Boise State starting quarterback Joe Southwick broke an ankle on the Broncos’ first play last week against the Pack. He was replaced by Grant Hedrick, who rushed for 115 yards and two touchdowns and passed for 150 yards in a 34-17 win over the Pack.
“We need to work on tackling,” Polian said. “That is not an earth-shattering secret. You know, you can talk about playing with emotion this week all you want. But you also have to play smart football.”
Wolf Pack defensive tackle Jack Reynoso, who joined the Wolf Pack in 2009, said “this is the best Rebels team I’ve played.”
Hauck, now in his fourth season as Rebels head coach, agrees.
“It’s our best team, for sure,” Hauck said. “We have a good, solid football team.”
Rebels’ quarterback Caleb Herring will be hoping for a little revenge on Saturday. The 6-3, 200-pound Herring endured the worst game of his career two years ago at Mackay Stadium, completing just 1-of-14 passes for eight yards and getting sacked five times in a 37-0 loss to the Pack.
“He is a much better quarterback now,” Polian said.
Herring has passed for 1,259 yards and 10 touchdowns with just one interception this year.

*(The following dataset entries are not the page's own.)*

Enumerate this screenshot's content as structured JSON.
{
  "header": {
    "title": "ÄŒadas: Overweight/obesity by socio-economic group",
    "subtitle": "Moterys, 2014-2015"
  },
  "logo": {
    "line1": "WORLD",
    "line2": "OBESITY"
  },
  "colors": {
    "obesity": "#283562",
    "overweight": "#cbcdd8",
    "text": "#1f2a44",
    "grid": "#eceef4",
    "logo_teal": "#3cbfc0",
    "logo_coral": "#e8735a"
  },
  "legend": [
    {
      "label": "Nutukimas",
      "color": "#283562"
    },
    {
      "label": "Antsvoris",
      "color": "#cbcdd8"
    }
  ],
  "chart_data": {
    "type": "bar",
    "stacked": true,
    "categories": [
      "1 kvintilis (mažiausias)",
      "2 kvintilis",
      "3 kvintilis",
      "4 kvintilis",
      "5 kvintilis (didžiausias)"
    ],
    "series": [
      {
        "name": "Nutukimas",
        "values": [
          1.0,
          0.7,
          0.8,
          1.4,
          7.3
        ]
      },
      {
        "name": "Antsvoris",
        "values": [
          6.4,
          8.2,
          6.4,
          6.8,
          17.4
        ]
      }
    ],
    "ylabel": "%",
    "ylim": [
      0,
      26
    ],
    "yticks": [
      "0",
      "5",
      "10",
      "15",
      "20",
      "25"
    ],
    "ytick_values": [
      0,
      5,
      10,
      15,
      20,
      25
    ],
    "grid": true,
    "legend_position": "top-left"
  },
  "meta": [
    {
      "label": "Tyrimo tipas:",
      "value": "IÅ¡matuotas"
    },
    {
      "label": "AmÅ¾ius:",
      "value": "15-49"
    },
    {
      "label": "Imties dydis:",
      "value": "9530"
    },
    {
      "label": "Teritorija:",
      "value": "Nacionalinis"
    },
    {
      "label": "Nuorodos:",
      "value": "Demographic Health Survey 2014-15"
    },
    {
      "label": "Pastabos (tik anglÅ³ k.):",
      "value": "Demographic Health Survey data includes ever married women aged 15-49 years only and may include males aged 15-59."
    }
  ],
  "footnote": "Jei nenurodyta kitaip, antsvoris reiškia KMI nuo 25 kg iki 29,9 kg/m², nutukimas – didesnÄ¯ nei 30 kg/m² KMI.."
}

“He was definitely not as good (in 2011) as he is now,” said Reynoso, who had two of the Pack’s five sacks on Herring two years ago.
Reynoso said he expects the Rebels to come to Mackay determined to end their long losing streak in the rivalry.
“I can imagine they will be fired up,” Reynoso said. “But we’ll be fired up, too.”
Polian is hoping to become just the fourth Wolf Pack head coach after Scattini (1969), Horton (1993) and Tisdel (1996) to win his first game against UNLV. Ault, oddly enough, lost his first game against UNLV in all three of his different eras as Pack coach (in 1976, 1994 and 2004). Ault, though, did leave the Wolf Pack having won his last eight cannon battles.
“We (the current coaching staff) didn’t carry the burden of all those losses to Boise State and we can’t take credit for the eight straight wins against UNLV because we weren’t here,” Polian said. “But that being said, I do feel the pressure. The cannon’s been here for eight years. That’s pressure. But that’s OK. That’s what makes it fun.”